Video Conferencing Safety Tips (Zoombombing, Meetbombing)

Posted on April 3rd, 2020 by

Remote conferencing tools like Meets, Zoom, WebEx, etc… have seen massive increases in usage during this pandemic.  Zoom has been in the news recently due to several vulnerabilities specific to its platform, but some of these issues can also affect Google Meets. So-called “Zoombombing” is one example.

The FBI recently sent out a warning about online classroom hijacking.
https://www.fbi.gov/contact-us/field-offices/boston/news/press-releases/fbi-warns-of-teleconferencing-and-online-classroom-hijacking-during-covid-19-pandemic 

Many of the tips in that warning mention Zoom specifically but we wanted to call out the following for our Google Meets users.
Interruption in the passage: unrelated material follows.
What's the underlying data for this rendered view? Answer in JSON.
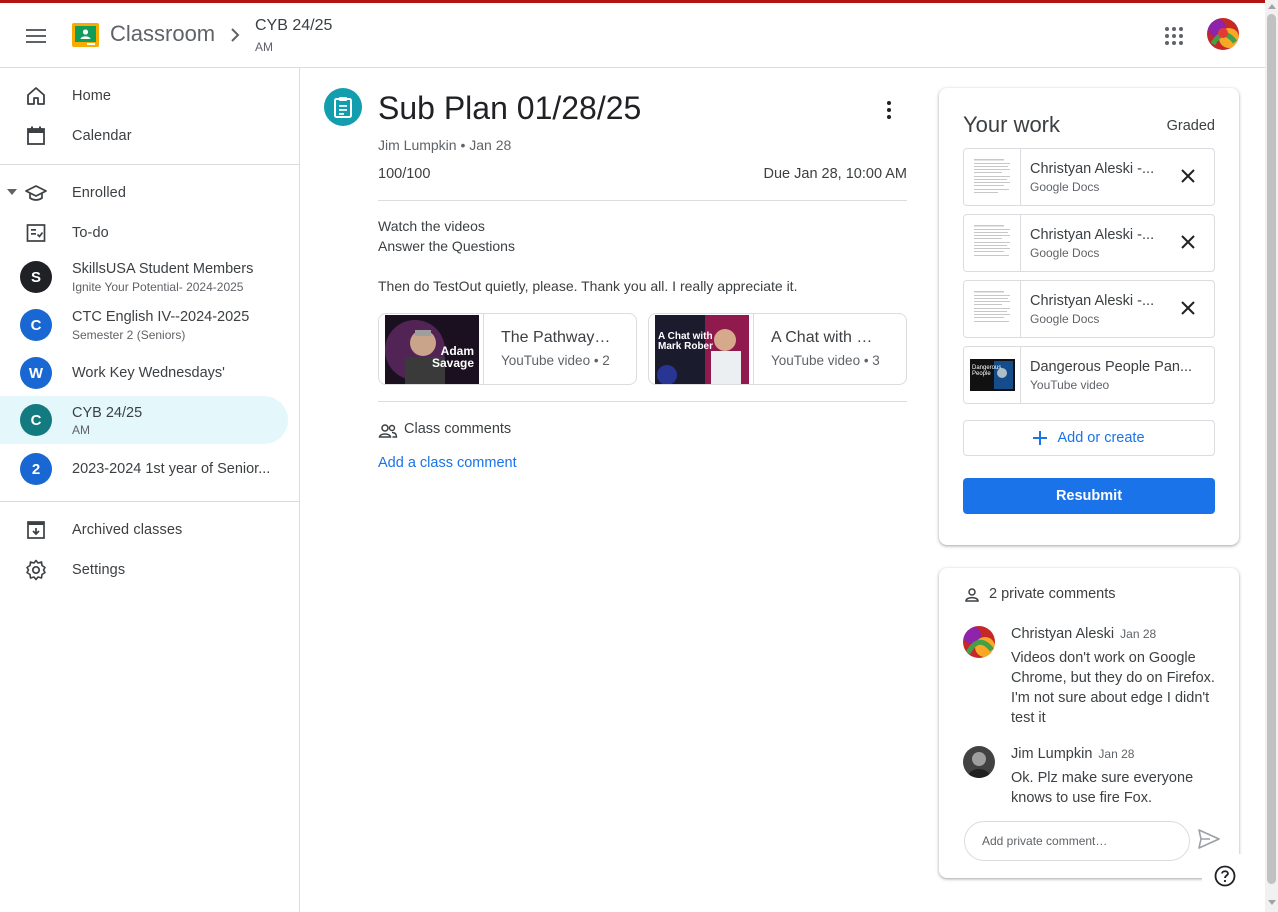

Your Google Hangouts Meet or Zoom session may soon be a target. Only share Google Meet links with the intended participants, an example of safe places would be Moodle, a class email list, or other secured websites.  If you share them publicly anybody can join, including Internet pranksters.

Be aware that if you add a Meet to a recurring calendar event, that link remains the same for the duration of the recurring appointments.   If that link is circulated beyond the intended participants, you will need to remove conferencing from the recurring appointment (all events) and add conferencing again.

Be extra cautious if your Google Hangout Meet or Chat could feature private or confidential topics or data.  Also, if you intend to share your screen, be sure to plan for that ahead of time and close anything that is not needed for the Meet or that could reveal sensitive information. Such occurrences are often simply embarrassing, but they can also be quite damaging to you and others. 

Also, keep in mind that the security of your Google Drive files requires you to set appropriate permissions to ensure that your files are shared securely. The best practice is to start with “least privilege,” which means to share your file with only the specific individuals that need it. You can always share more broadly later, if necessary, so it’s best to start small. The larger the audience your file receives, the more difficult it is to retain control. If shared incorrectly, others could easily view, modify, make copies and/or screenshots of documents that you view during a Meet and gain access.